Customers do not readily distinguish interactions from specific company departments.  IBM says that 74% of customers regard the post-purchase experience (such as retail fulfillment, or the cost of service in technology purchases) as critical in vendor selection. What possibilities open up when marketers with this broader supply-chain vision – and access to supply-chain data – start applying these tools to modern marketing? Here are a few insights I picked up from the early experts at the IBM Smarter Commerce conference.

  • Marketing works better when delivered as a service. “Marketing should be so helpful that customers would be willing to pay for it,” said Jay Baer, event MC and author of the new book, Youtility. Baer says that your competition for attention isn’t just businesses like you but everyone! Only if you are useful will the customer keep you close. Among the interesting case studies of marketing-as-a-service highlighted at the event was insurance company USAA. USAA provides customers with an “auto circle experience“.  Although they do not sell autos, USAA offer buyers free services at each step of the car-buying process: research on cars, auto evaluation tools, and various purchasing services.  Once USAA builds trust, then they offer their for-profit insurance services. USAA’s extensive database of car ownership and usage stats directs them when to promote these services thus stimulating purchases. My take-away: Think beyond your own product and even outside of your own company. Offer services that customers will view as unexpected but delightful and highly useful.

  • Personalization must actually benefit the customer. People do want personalization and will go to some effort to get it. But people like personalization only if it benefits them. If it only benefits you or if it has unintended consequences, personalization will backfire. Big, powerful, data engines can do really horrible things to people if you aren’t careful. A major retailer explained to me how data elements have differing degrees of confidence. You will know some things for sure (maybe a person’s age), but many more things are merely estimates. This retailer used to send hyper-personalized emails (13 million variations!) But this resulted in frantic calls such as, “Did my identity get stolen? You know everything about me, but I didn’t buy this!” The combination of highly accurate data mixed with the semi-accurate can spook people. Now this retailer sends only 10 versions of their campaign.

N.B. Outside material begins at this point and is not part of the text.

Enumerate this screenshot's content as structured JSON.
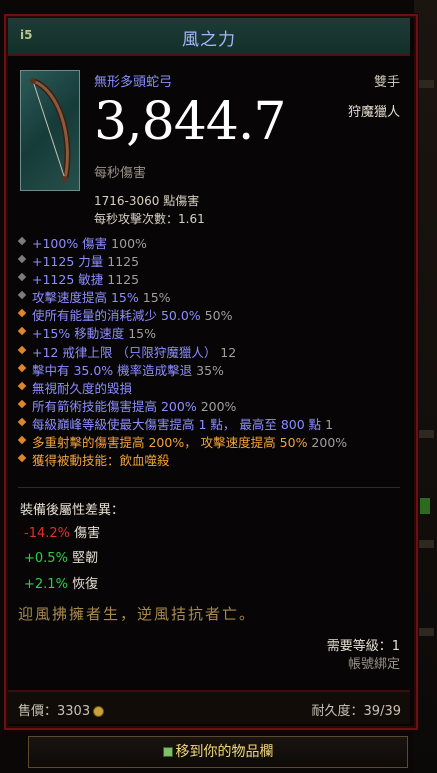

  • Every interaction is a link within the context of a communication supply-chain. Don’t look at each discrete message, or even each campaign, as a unique event with a direct link to the end result. Marketing is not a candy machine. Instead, view each as a link in a chain of events each of which leads to other actions.  The most important data attribution task is to discover that chain– what activity in which order and through which messaging channel tends to lead to another event. For example, social media tends to drive to search rather than directly to your website.  Mobile scanning tends to drive buyers to a physical store or to a desktop purchase. 

Managing your marketing as an element in a supply-chain will not be easy. Some of the challenges include delivering on true omnichannel capability, inconsistent fulfillment of content, inconsistent service delivery, and gaining visibility across the customer interactions.  However, this vision brings you closer to the customer’s point-of-view and thus opens up more possibilities for competitive differentiation and revenue success.